Das Sonderheft 6/2024 unserer Zeitschrift handelt von der botanischen Praxis der Herrnhuter Brüdergemeine (Ehrlacher etl al. 2024). Ein handschriftliches Exkursionstagebuch von 1766 beschreibt damalige Exkursionsrouten und enthält gefundene Pflanzenarten, welche z. T. herbarisiert wurden und bis heute im Herbarium der Technischen Universität Dresden erhalten sind. Diese Ortsangaben finden sich in einem der frühesten Florenwerke Sachsen-Anhalts nach der neuen binären Nomenklatur von Linné, der Flora Barbiensis von Friedrich Adam Scholler (1775) und Nachfolgeflora (1787), wieder. Die Auswertung des Exkursionstagebuches und der Herbarbelege ermöglichen einzigartige Einblicke in die botanischen Aktivitäten der Herrnhuter Brüdergemeine und die damalige sachsen-anhaltische Lokalflora an der Elbe bei Barby. Durchgeführt wurde diese von Studenten und Dozenten der hier im Schloss von Barby untergebrachten Akademie der Herrnhuter Brüdergemeine, die darüber ein botanisches Exkursionstagebuch geführt haben.

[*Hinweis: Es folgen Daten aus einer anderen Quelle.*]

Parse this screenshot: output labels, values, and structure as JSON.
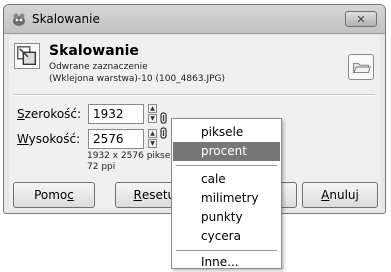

Unsere Exkursion am 24. Mai 2025 folgte in Abschnitten der am 16. Mai 1766 durchgeführten Wanderung zwischen Barby und Dornburg. Diese Exkursion hatte das Ziel, den Interessierten sowohl die aktuelle Flora des Gebietes als auch die Tätigkeiten der Herrnhuter Brüdergemeine im 18. Jahrhunderts sowie das Aussehen der damaligen Landschaft nahe zu bringen.

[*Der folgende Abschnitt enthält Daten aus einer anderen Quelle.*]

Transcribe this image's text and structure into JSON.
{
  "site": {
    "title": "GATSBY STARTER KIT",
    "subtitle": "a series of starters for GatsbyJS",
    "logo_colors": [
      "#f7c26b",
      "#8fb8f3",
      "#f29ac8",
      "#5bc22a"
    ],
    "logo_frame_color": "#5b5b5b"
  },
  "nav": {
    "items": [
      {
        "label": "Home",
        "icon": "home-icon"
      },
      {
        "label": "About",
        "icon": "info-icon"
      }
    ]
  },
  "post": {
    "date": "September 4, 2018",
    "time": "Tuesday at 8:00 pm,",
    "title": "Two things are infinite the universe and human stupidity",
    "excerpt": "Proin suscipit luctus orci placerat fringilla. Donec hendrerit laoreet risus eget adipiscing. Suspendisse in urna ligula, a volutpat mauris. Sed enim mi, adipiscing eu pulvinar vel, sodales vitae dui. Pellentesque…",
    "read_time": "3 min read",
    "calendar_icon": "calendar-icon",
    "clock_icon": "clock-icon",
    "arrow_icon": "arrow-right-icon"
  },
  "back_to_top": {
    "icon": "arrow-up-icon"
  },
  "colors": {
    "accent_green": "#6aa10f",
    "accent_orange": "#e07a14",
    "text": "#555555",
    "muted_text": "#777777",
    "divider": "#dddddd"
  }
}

Die Exkursion mit mehr als 30 Teilnehmenden begann am Schloss Barby. Nach einer Einführung durch die Organisatoren und den Bürgermeister von Barby, Jörn Weinert, begann die Wanderung. Nach ca. einem Kilometer Fußweg auf dem Elbedeich wurde das beeindruckende Industriedenkmal, die Barbyer Elbebrücke von 1875, erreicht und auf ihr die weite Elbeaue überquert. Am östlichen Ende dieser Brücke überquerten wir die Nuthe, welche in die Elbe mündet. Weidengehölze säumten ihr naturnahes Ufer.

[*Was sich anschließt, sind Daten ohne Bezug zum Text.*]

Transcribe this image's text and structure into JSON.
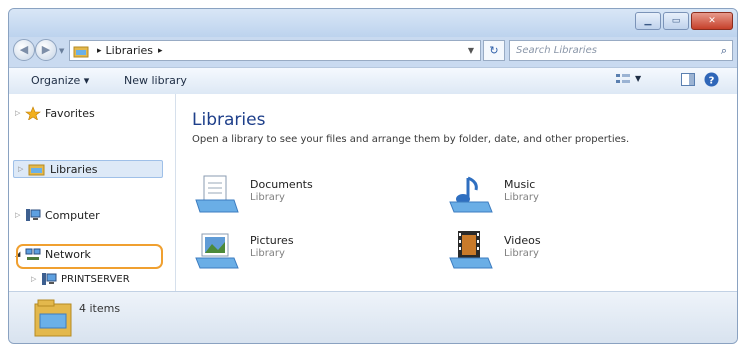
{
  "address": {
    "crumb_label": "Libraries",
    "separator": "▸"
  },
  "search": {
    "placeholder": "Search Libraries"
  },
  "toolbar": {
    "organize_label": "Organize ▾",
    "new_library_label": "New library"
  },
  "nav": {
    "items": [
      {
        "label": "Favorites"
      },
      {
        "label": "Libraries"
      },
      {
        "label": "Computer"
      },
      {
        "label": "Network"
      },
      {
        "label": "PRINTSERVER"
      }
    ]
  },
  "content": {
    "title": "Libraries",
    "description": "Open a library to see your files and arrange them by folder, date, and other properties.",
    "libraries": [
      {
        "name": "Documents",
        "type": "Library"
      },
      {
        "name": "Music",
        "type": "Library"
      },
      {
        "name": "Pictures",
        "type": "Library"
      },
      {
        "name": "Videos",
        "type": "Library"
      }
    ]
  },
  "status": {
    "count_text": "4 items"
  },
  "colors": {
    "highlight": "#f0a030",
    "title_blue": "#1e3f8a"
  }
}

Danach wurde ein Hartholzauenwald auf dem Elbe-Radweg durchschritten und seine Bedeutung in der Überflutungsaue sowie die Flora erläutert. An heimischen Gehölzen kommen darin Stiel-Eiche (Quercus robur), Gemeine Esche (Fraxinus excelsior), Hainbuche (Carpinus betulus), Winter-Linde (Tilia cordata), Schwarzer Holunder (Sambucus nigra), Blutroter Hartriegel (Cornus sanguineus), Gewöhnlicher Schneeball (Viburnum opulus), Feld- und Flatter-Ulme (Ulmus minor, U. laevis) vor. An neophytischen Gehölzen, welche zum Teil invasiv sind, wurden Rot-Esche (Fraxinus pennsylvanica) und Eschen-Ahorn (Acer negundo) vorgestellt. Die Krautschicht dieses Waldes besteht neben anderen Arten aus Scharbockskraut (Ficaria verna), Zerstreutblättigem Vergissmeinnicht (Myosotis sparsiflora), Echter Nelkenwurz (Geum urbanum), Wald-Ziest (Stachys sylvatica), Riesen-Schwingel (Festuca gigantea), Hain-Rispengras (Poa nemoralis), Gundermann (Glechoma hederacea), Efeublättrigem Ehrenpreis (Veronica hederifolia agg.), Wald- und Winkel-Segge (Carex sylvatica, C. remota). An dieser Stelle wurden die Folgen des Klimawandels diskutiert, wozu die ungewöhnliche Vielzahl an abgestorbenen und absterbenden Eichen und Eschen gehören könnten. Hari et al. (2020) stellten fest, dass etwa 30 % der Dürre im Jahr 2018-2019 auf den menschengemachten Klimawandel zurückzuführen ist.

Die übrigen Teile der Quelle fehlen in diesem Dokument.